Some colleagues of mine were sitting around the lunch table in the clinic heating up leftovers and laments. “Primary care has become so complicated lately,” one commented. She felt that there was no way she could keep up with everything. She continued, “It would take me four hours to do one whole new patient exam. It feels like every week there’s something new to be asking or checking or doing. Some new screening measure, something else to counsel them on.”
Indeed, the time for a preventive medicine visit in primary care seems to be getting shorter and shorter with a whole new regimen of “evidence-based” screenings and procedures to take care of coming out every month. Don’t forget about advanced directives or other end of life planning. Some experts recommend separate visits for that. So, in this cacophony of possibilities, how do you know where to spend your time and your efforts? How can we focus our energies on what is most important and crucial to bending the cost curve of healthcare, improving health outcomes and satisfaction with services? We should let the data be our guide…

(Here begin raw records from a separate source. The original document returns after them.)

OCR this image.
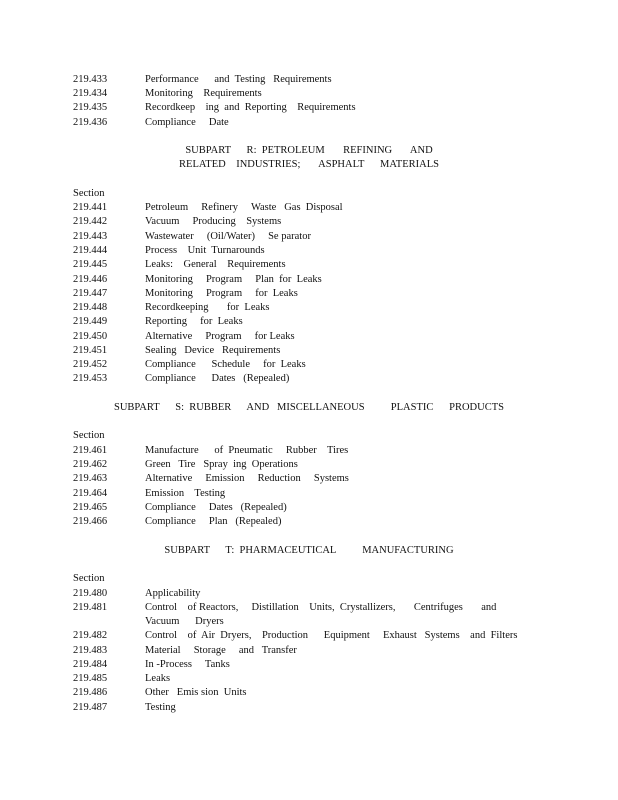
219.433

	Performance      and  Testing   Requirements

219.434

	Monitoring    Requirements

219.435

	Recordkeep    ing  and  Reporting    Requirements

219.436

	Compliance     Date

SUBPART      R:  PETROLEUM       REFINING       AND
RELATED    INDUSTRIES;       ASPHALT      MATERIALS

Section

219.441

	Petroleum     Refinery     Waste   Gas  Disposal

219.442

	Vacuum     Producing    Systems

219.443

	Wastewater     (Oil/Water)     Se parator

219.444

	Process    Unit  Turnarounds

219.445

	Leaks:    General    Requirements

219.446

	Monitoring     Program     Plan  for  Leaks

219.447

	Monitoring     Program     for  Leaks

219.448

	Recordkeeping       for  Leaks

219.449

	Reporting     for  Leaks

219.450

	Alternative     Program     for Leaks

219.451

	Sealing   Device   Requirements

219.452

	Compliance      Schedule     for  Leaks

219.453

	Compliance      Dates   (Repealed)

SUBPART      S:  RUBBER      AND   MISCELLANEOUS          PLASTIC      PRODUCTS

Section

219.461

	Manufacture      of  Pneumatic     Rubber    Tires

219.462

	Green   Tire   Spray  ing  Operations

219.463

	Alternative     Emission     Reduction     Systems

219.464

	Emission    Testing

219.465

	Compliance     Dates   (Repealed)

219.466

	Compliance     Plan   (Repealed)

SUBPART      T:  PHARMACEUTICAL          MANUFACTURING

Section

219.480

	Applicability

219.481

	Control    of Reactors,     Distillation    Units,  Crystallizers,       Centrifuges       and

Vacuum      Dryers

219.482

	Control    of  Air  Dryers,    Production      Equipment     Exhaust   Systems    and  Filters

219.483

	Material     Storage     and   Transfer

219.484

	In -Process     Tanks

219.485

	Leaks

219.486

	Other   Emis sion  Units

219.487

	Testing
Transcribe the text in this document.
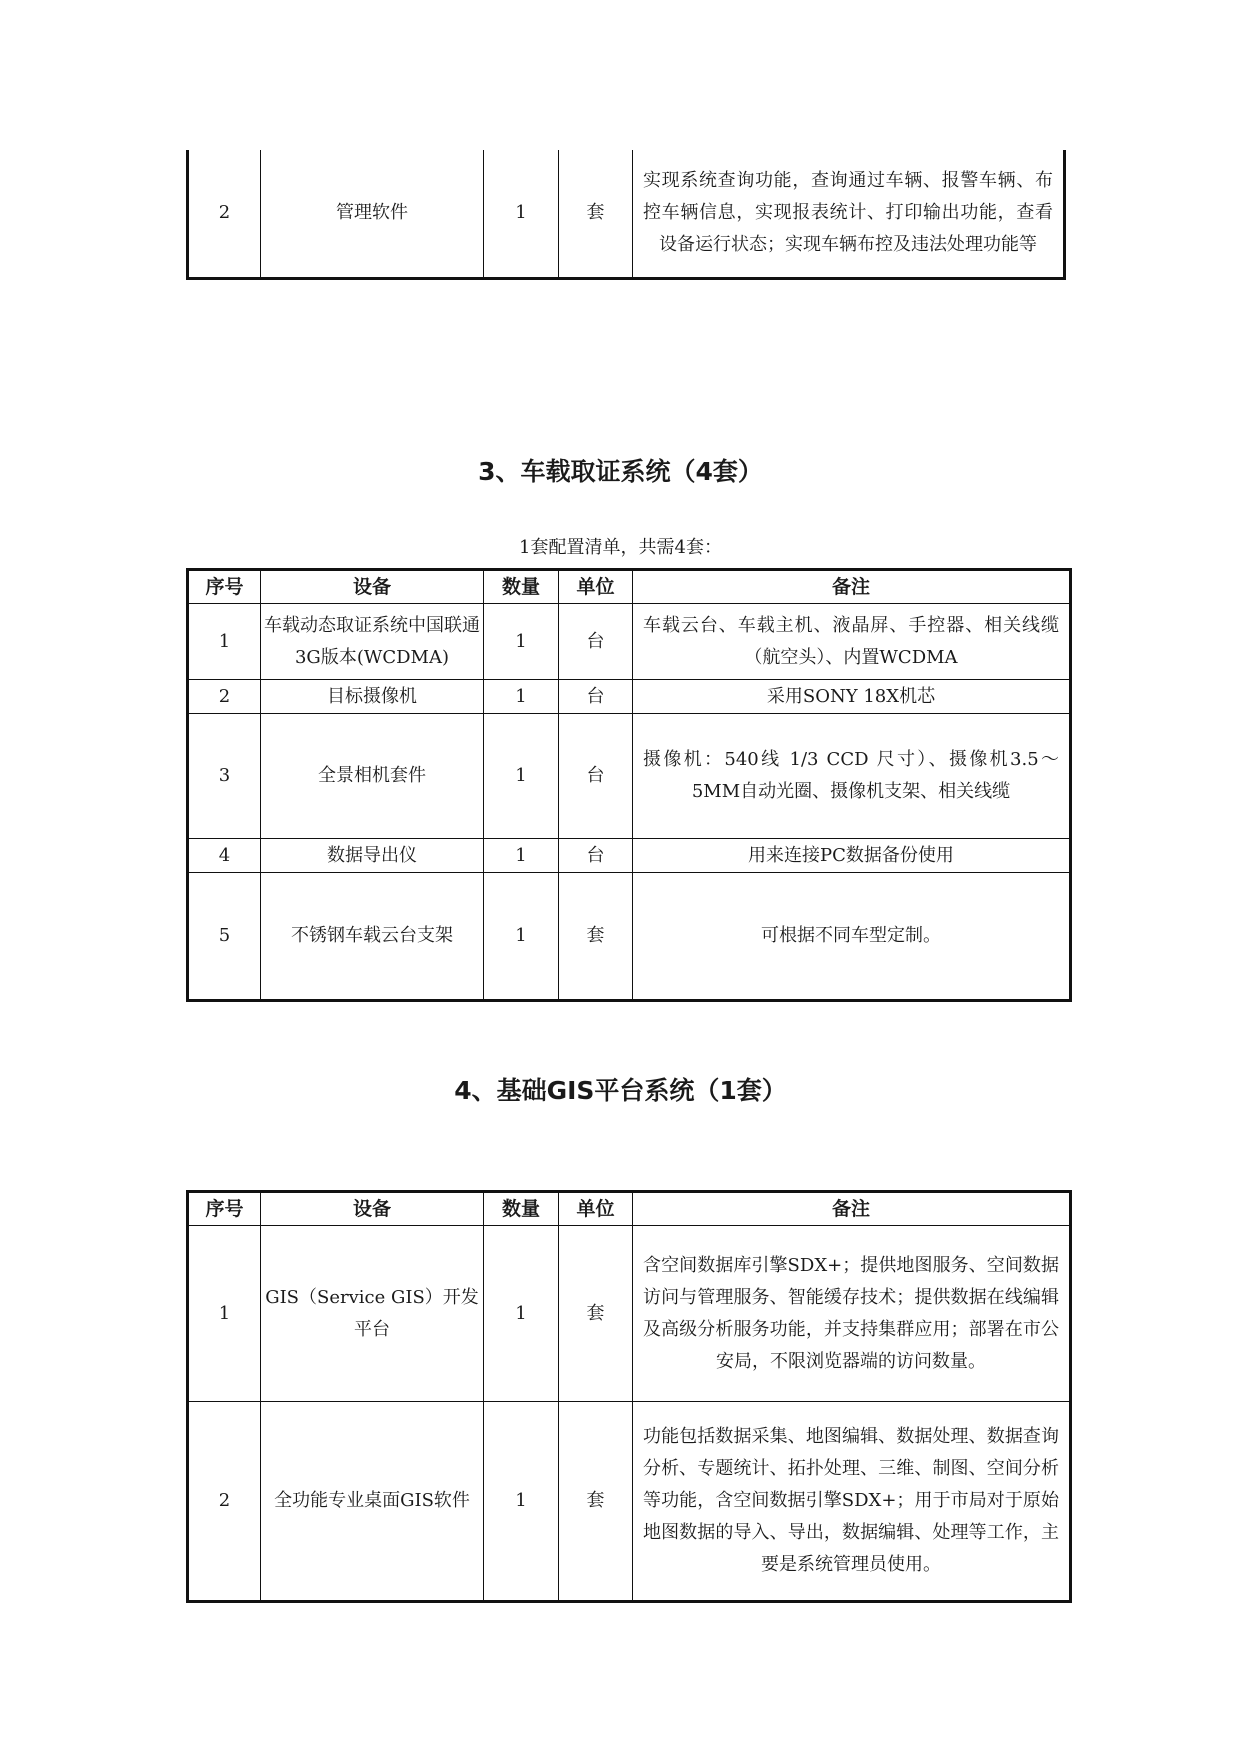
2	管理软件	1	套	实现系统查询功能，查询通过车辆、报警车辆、布控车辆信息，实现报表统计、打印输出功能，查看设备运行状态；实现车辆布控及违法处理功能等
3、车载取证系统（4套）
1套配置清单，共需4套：
序号	设备	数量	单位	备注
1	车载动态取证系统中国联通3G版本(WCDMA)	1	台	车载云台、车载主机、液晶屏、手控器、相关线缆（航空头）、内置WCDMA
2	目标摄像机	1	台	采用SONY 18X机芯
3	全景相机套件	1	台	摄像机：540线 1/3 CCD 尺寸）、摄像机3.5～5MM自动光圈、摄像机支架、相关线缆
4	数据导出仪	1	台	用来连接PC数据备份使用
5	不锈钢车载云台支架	1	套	可根据不同车型定制。
4、基础GIS平台系统（1套）
序号	设备	数量	单位	备注
1	GIS（Service GIS）开发平台	1	套	含空间数据库引擎SDX+；提供地图服务、空间数据访问与管理服务、智能缓存技术；提供数据在线编辑及高级分析服务功能，并支持集群应用；部署在市公安局，不限浏览器端的访问数量。
2	全功能专业桌面GIS软件	1	套	功能包括数据采集、地图编辑、数据处理、数据查询分析、专题统计、拓扑处理、三维、制图、空间分析等功能，含空间数据引擎SDX+；用于市局对于原始地图数据的导入、导出，数据编辑、处理等工作，主要是系统管理员使用。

And the data are overwhelming conclusive: Behavioral health conditions, including unipolar depression, are the single greatest category of disability in the US and worldwide.1,2 Not only are they leading the way currently, but they’re trending upwards as we develop better public health infrastructure and overcome many of the other more traditional determinants of morbidity and mortality, including injury and infection. If we are to develop a healthcare system that rewards cost savings and health, it’s impossible to ignore behavioral health conditions. Persons with chronic diseases such as diabetes and hypertension are much more expensive to care for when depression complicates their presentation,3 and their outcomes and the healthcare system’s success in controlling their conditions are much lower.4,5
The USPSTF just released updated guidelines recommending depression screening in primary care of all adults and pregnant women, and referral to treatment. Some systems have noted improved recognition and management of depressive disorders when screening was implemented. Depression is manageable and treatable, and elegant models exist for primary care providers to partner with behavioral health specialists and psychiatrists to greatly improve depression care in their own primary care practices—instead of relying on the traditional and ineffective method of referrals and waiting. These models are referred to as Collaborative Care, and have a lot of evidence behind them.6 Patients as well as primary care practitioners like these approaches better since they create a conduit to evidence-based mental healthcare services more rapidly than traditional methods with existing workforce.
Behavioral health conditions are common and costly, and if they don’t impact your bottom line and success in achieving outcomes with your patients now, they will soon. With the litany of new screens and things to talk about, there’s good reason to focus on behavioral health. In the evolving world of healthcare reform, it just makes good business sense, even if it just seems like one more thing to bring up at the lunch table.
1. Murray CJL, Abraham J, Ali MK, et al. The State of US Health, 1990-2010: Burden of Diseases, Injuries, and Risk Factors. JAMA. 2013;310:591-608.
2. Prince M, Patel V, Saxena S, et al. No health without mental health. Lancet. 2007;370:859–877.
3. Simon G, Katon W, Lin E. Diabetes complications and depression as predictors of health service costs. Gen Hosp Psychiatry. 2005;27:344-351.
4. Park M, Katon WJ, Wolf FM. Depression and risk of mortality in individuals with diabetes: a meta-analysis and systematic review. Gen Hosp Psych. 2014;35:217–225.
5. Pan A, Lucas M, Sun Q, et al. Increased mortality risk in women with depression and diabetes mellitus. Arch Gen Psychiatry. 2011;68:42–50.
6. Archer J, Bower P, Gilbody S, et al. Collaborative care for depression and anxiety problems ( Review ). Cochrane Database Syst Rev. 2012 Oct 17;10:CD006525.